Piratas de Campeche – No. 63
- Pitcher
- Born: February 6, 1998 (age 28) Wellington, Florida, U.S.
- Bats: RightThrows: Right

MLB debut
- April 26, 2024, for the Miami Marlins

MLB statistics (through 2025 season)
- Win–loss record: 1–1
- Earned run average: 7.20
- Strikeouts: 18
- Stats at Baseball Reference

Teams
- Miami Marlins (2024); Athletics (2025);

= Anthony Maldonado (baseball) =

American baseball player (born 1998)

Anthony Omar Maldonado (born February 6, 1998) is an American professional baseball pitcher for the Piratas de Campeche of the Mexican League. He has previously played in Major League Baseball (MLB) for the Miami Marlins and Athletics.

==Career==
===Miami Marlins===
Maldonado played college baseball at Bethune–Cookman University. He was drafted by the Miami Marlins in the 11th round, with the 321st overall selection, of the 2019 Major League Baseball draft. He made his professional debut with the rookie–level Gulf Coast League Marlins, posting a 1.59 ERA across 10 games. Maldonado did not play in a game in 2020 due to the cancellation of the minor league season because of the COVID-19 pandemic.

He returned to action in 2021, and split the season between the rookie–level Florida Complex League Marlins, Single–A Jupiter Hammerheads, High–A Beloit Snappers, and Double–A Pensacola Blue Wahoos. In 21 games for the four affiliates, he accumulated a 4.30 ERA with 34 strikeouts across 29 1/3 innings pitched. Maldonado split the 2022 campaign between Pensacola and the Triple–A Jacksonville Jumbo Shrimp, compiling a 3.03 ERA with 86 strikeouts across 42 appearances out of the bullpen.

In 2023, Maldonado played for Jacksonville, also making three scoreless appearances for Jupiter. In 34 relief outings for the Jumbo Shrimp, he registered a 7–3 record and 1.76 ERA with 71 strikeouts and 9 saves. On November 14, 2023, the Marlins added Maldonado to their 40-man roster to protect him from the Rule 5 draft. He was optioned to the Triple–A Jacksonville Jumbo Shrimp to begin the 2024 season.

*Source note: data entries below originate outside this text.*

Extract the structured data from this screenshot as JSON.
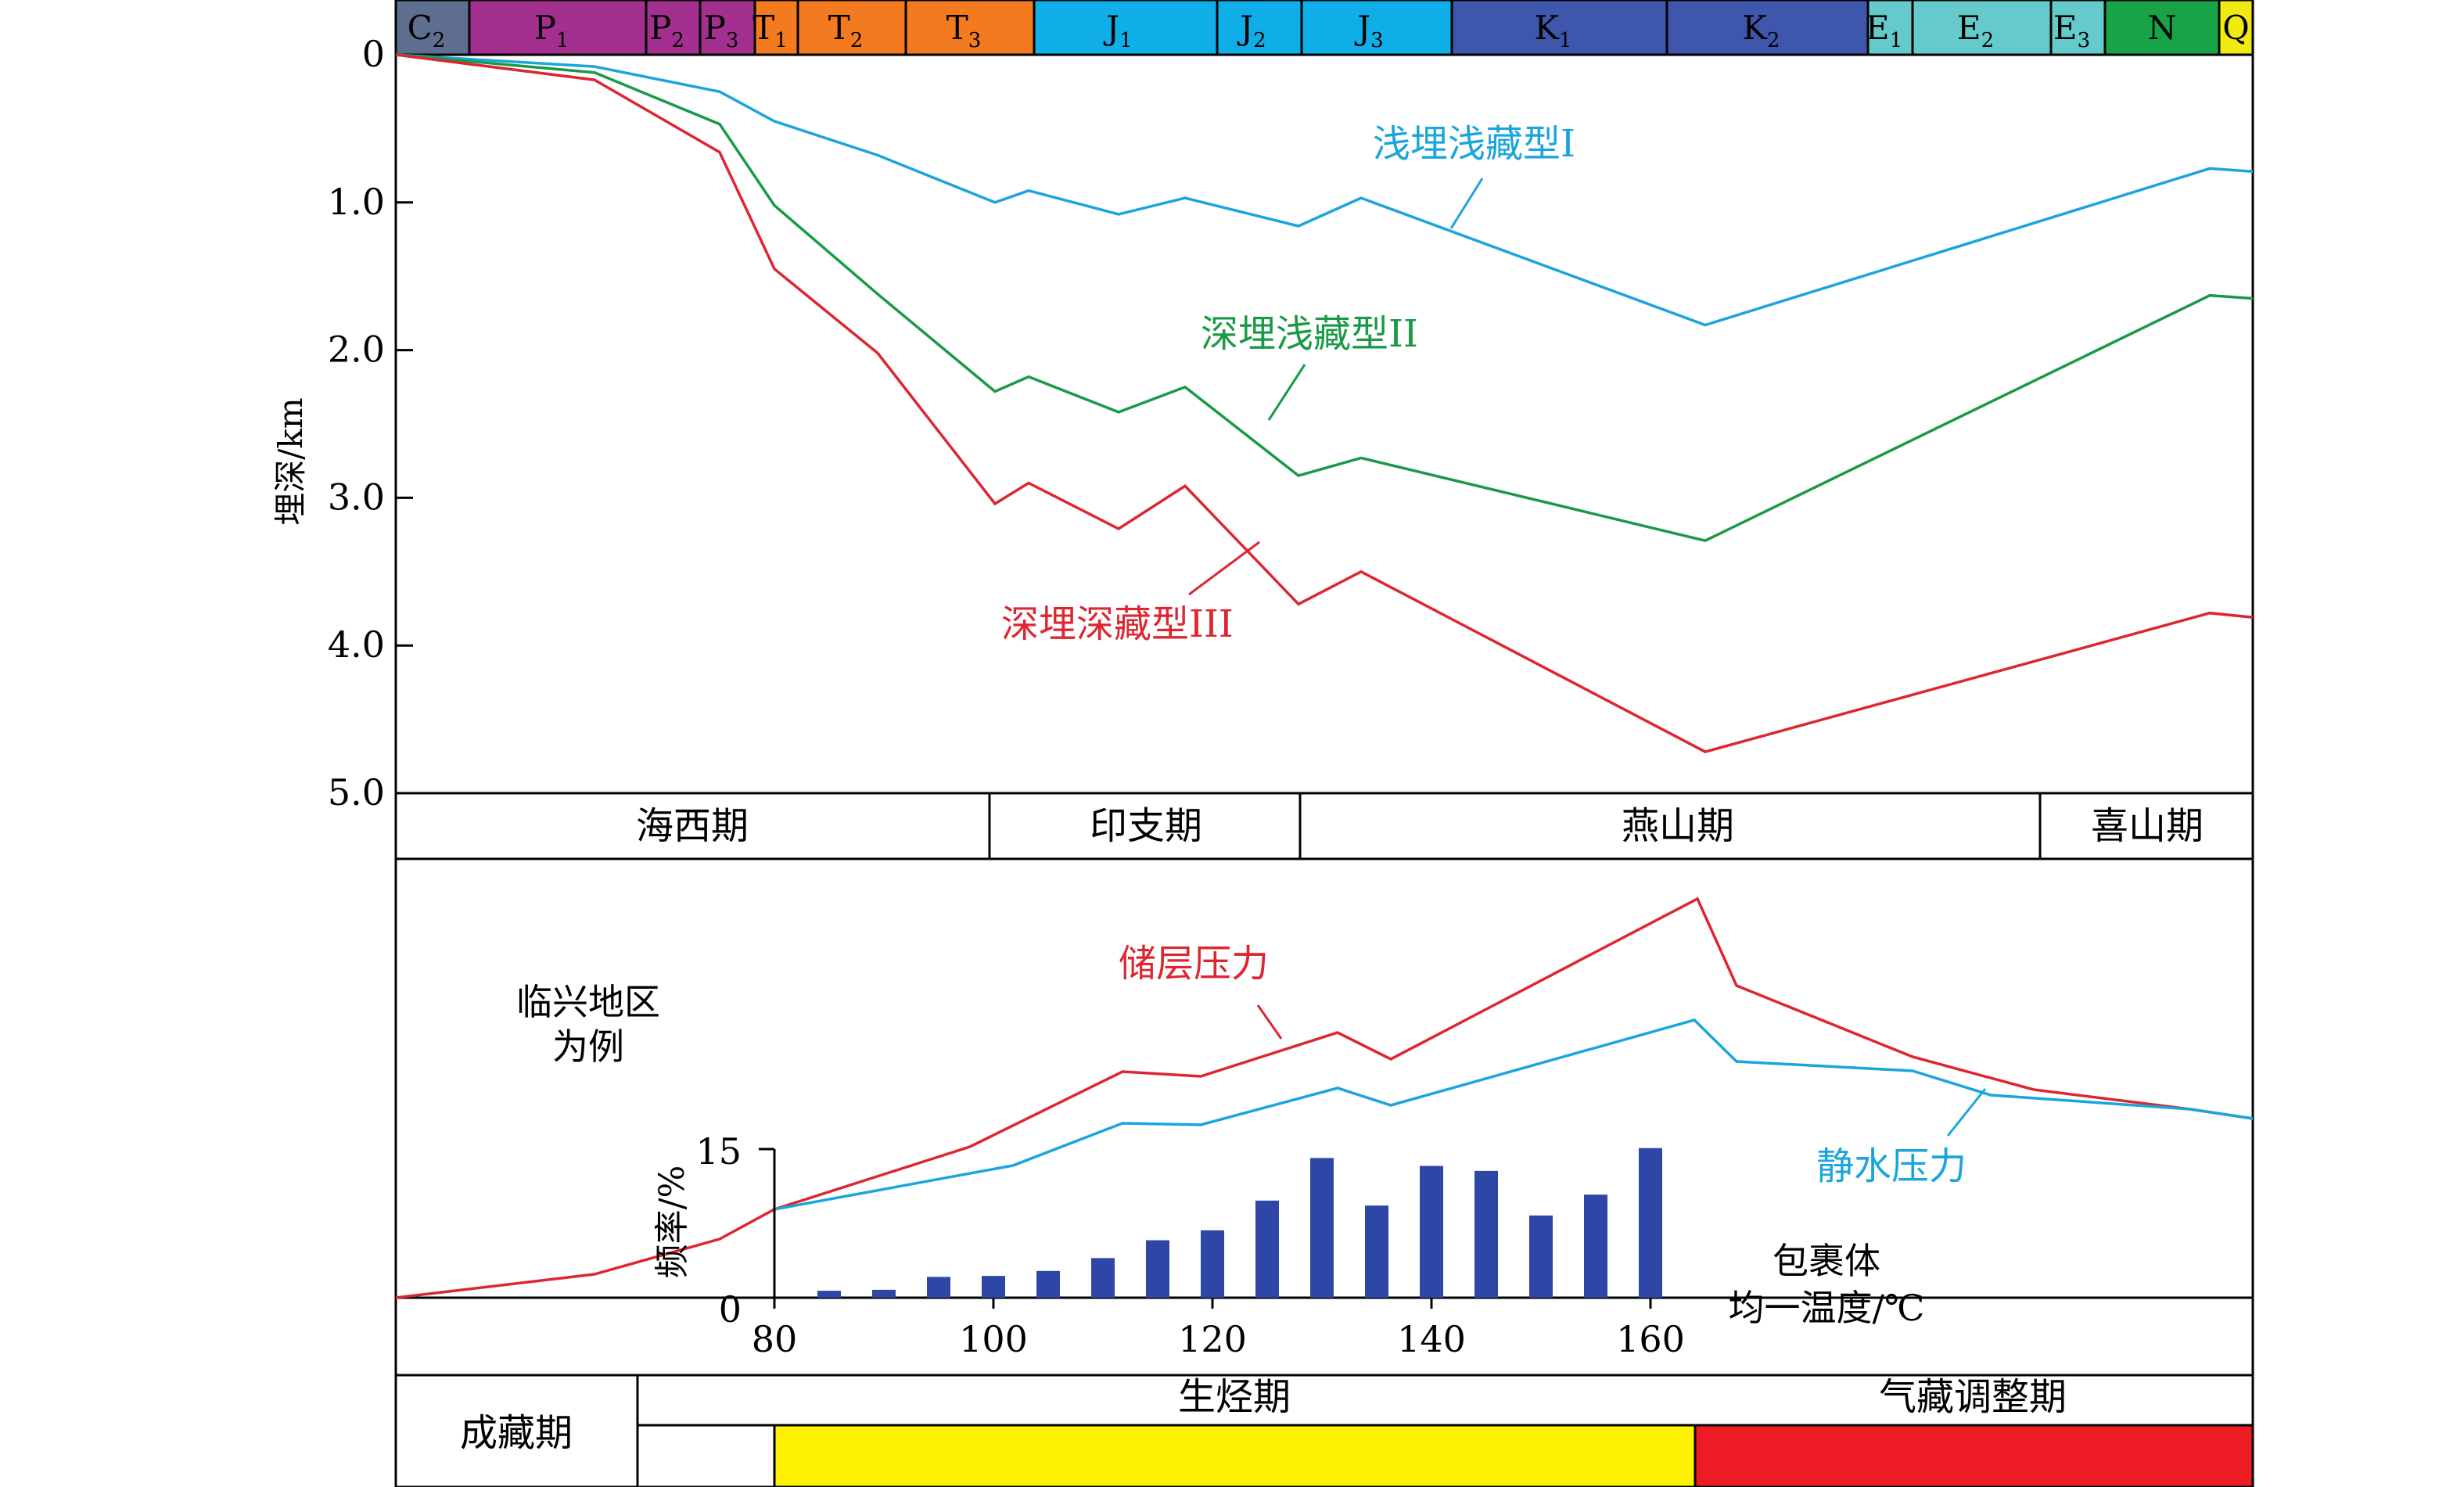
{
  "chart_data": [
    {
      "type": "line",
      "ylabel": "埋深/km",
      "yticks": [
        "0",
        "1.0",
        "2.0",
        "3.0",
        "4.0",
        "5.0"
      ],
      "ylim": [
        0,
        5
      ],
      "stratigraphy": [
        {
          "base": "C",
          "sub": "2",
          "color": "#5e6e8e"
        },
        {
          "base": "P",
          "sub": "1",
          "color": "#a3308f"
        },
        {
          "base": "P",
          "sub": "2",
          "color": "#a3308f"
        },
        {
          "base": "P",
          "sub": "3",
          "color": "#a3308f"
        },
        {
          "base": "T",
          "sub": "1",
          "color": "#f47a20"
        },
        {
          "base": "T",
          "sub": "2",
          "color": "#f47a20"
        },
        {
          "base": "T",
          "sub": "3",
          "color": "#f47a20"
        },
        {
          "base": "J",
          "sub": "1",
          "color": "#10aee9"
        },
        {
          "base": "J",
          "sub": "2",
          "color": "#10aee9"
        },
        {
          "base": "J",
          "sub": "3",
          "color": "#10aee9"
        },
        {
          "base": "K",
          "sub": "1",
          "color": "#3f56ad"
        },
        {
          "base": "K",
          "sub": "2",
          "color": "#3f56ad"
        },
        {
          "base": "E",
          "sub": "1",
          "color": "#64cacb"
        },
        {
          "base": "E",
          "sub": "2",
          "color": "#64cacb"
        },
        {
          "base": "E",
          "sub": "3",
          "color": "#64cacb"
        },
        {
          "base": "N",
          "sub": "",
          "color": "#17a346"
        },
        {
          "base": "Q",
          "sub": "",
          "color": "#f0ea12"
        }
      ],
      "series": [
        {
          "name": "浅埋浅藏型I",
          "color": "#1aa5dd",
          "depths": [
            0,
            0.08,
            0.25,
            0.45,
            0.68,
            1.0,
            0.92,
            1.08,
            0.97,
            1.16,
            0.97,
            1.83,
            0.77,
            0.79
          ]
        },
        {
          "name": "深埋浅藏型II",
          "color": "#189a46",
          "depths": [
            0,
            0.12,
            0.47,
            1.02,
            1.62,
            2.28,
            2.18,
            2.42,
            2.25,
            2.85,
            2.73,
            3.29,
            1.63,
            1.65
          ]
        },
        {
          "name": "深埋深藏型III",
          "color": "#dd2631",
          "depths": [
            0,
            0.17,
            0.66,
            1.45,
            2.02,
            3.04,
            2.9,
            3.21,
            2.92,
            3.72,
            3.5,
            4.72,
            3.78,
            3.81
          ]
        }
      ],
      "periods": [
        "海西期",
        "印支期",
        "燕山期",
        "喜山期"
      ]
    },
    {
      "type": "line",
      "annotation": "临兴地区\n为例",
      "series": [
        {
          "name": "储层压力",
          "color": "#dd2631"
        },
        {
          "name": "静水压力",
          "color": "#1aa5dd"
        }
      ]
    },
    {
      "type": "bar",
      "ylabel": "频率/%",
      "yticks": [
        "0",
        "15"
      ],
      "ylim": [
        0,
        15
      ],
      "xlabel_line1": "包裹体",
      "xlabel_line2": "均一温度/℃",
      "xticks": [
        "80",
        "100",
        "120",
        "140",
        "160"
      ],
      "color": "#2e47a6",
      "bars": [
        {
          "x": 85,
          "value": 0.7
        },
        {
          "x": 90,
          "value": 0.8
        },
        {
          "x": 95,
          "value": 2.1
        },
        {
          "x": 100,
          "value": 2.2
        },
        {
          "x": 105,
          "value": 2.7
        },
        {
          "x": 110,
          "value": 4.0
        },
        {
          "x": 115,
          "value": 5.8
        },
        {
          "x": 120,
          "value": 6.8
        },
        {
          "x": 125,
          "value": 9.8
        },
        {
          "x": 130,
          "value": 14.1
        },
        {
          "x": 135,
          "value": 9.3
        },
        {
          "x": 140,
          "value": 13.3
        },
        {
          "x": 145,
          "value": 12.8
        },
        {
          "x": 150,
          "value": 8.3
        },
        {
          "x": 155,
          "value": 10.4
        },
        {
          "x": 160,
          "value": 15.1
        }
      ]
    }
  ],
  "stage_table": {
    "row_label": "成藏期",
    "stages": [
      {
        "name": "生烃期",
        "color": "#fff200"
      },
      {
        "name": "气藏调整期",
        "color": "#ee1c25"
      }
    ]
  }
}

On April 26, 2024, Maldonado was promoted to the major leagues for the first time. He was named the starting pitcher for that night's game after Jesús Luzardo was scratched due to injury. In 16 games during his rookie campaign, Maldonado compiled a 1–1 record and 5.68 ERA with 11 strikeouts across 19 innings pitched.

===Athletics===
On November 4, 2024, Maldonado was claimed off waivers by the Athletics. He was designated for assignment by the Athletics on January 30, 2025. Maldonado cleared waivers and was sent outright to the Triple-A Las Vegas Aviators on February 5. In nine appearances for Las Vegas, he recorded an 0.73 ERA with 17 strikeouts and one save across 12 1/3 innings pitched. On May 16, the Athletics selected Maldonado's contract, adding him to their active roster. In six appearances for the team, he struggled to a 12.00 ERA with seven strikeouts over six innings of work. On November 5, Maldonado was removed from the 40-man roster and sent outright to Las Vegas; he subsequently rejected the assignment and elected free agency.

===Houston Astros===
On November 14, 2025, Maldonado signed a minor league contract with the Houston Astros. He was assigned to the Triple-A Sugar Land Space Cowboys to begin the regular season, where he posted a 1-0 record and 2.86 ERA with 20 strikeouts and two saves across 20 appearances. Maldonado was released by the Astros organization on June 5, 2026.

===Piratas de Campeche===
On July 1, 2026, Maldonado signed with the Piratas de Campeche of the Mexican League.

==International career==
Maldonado played for the Puerto Rico national baseball team at the 2023 World Baseball Classic.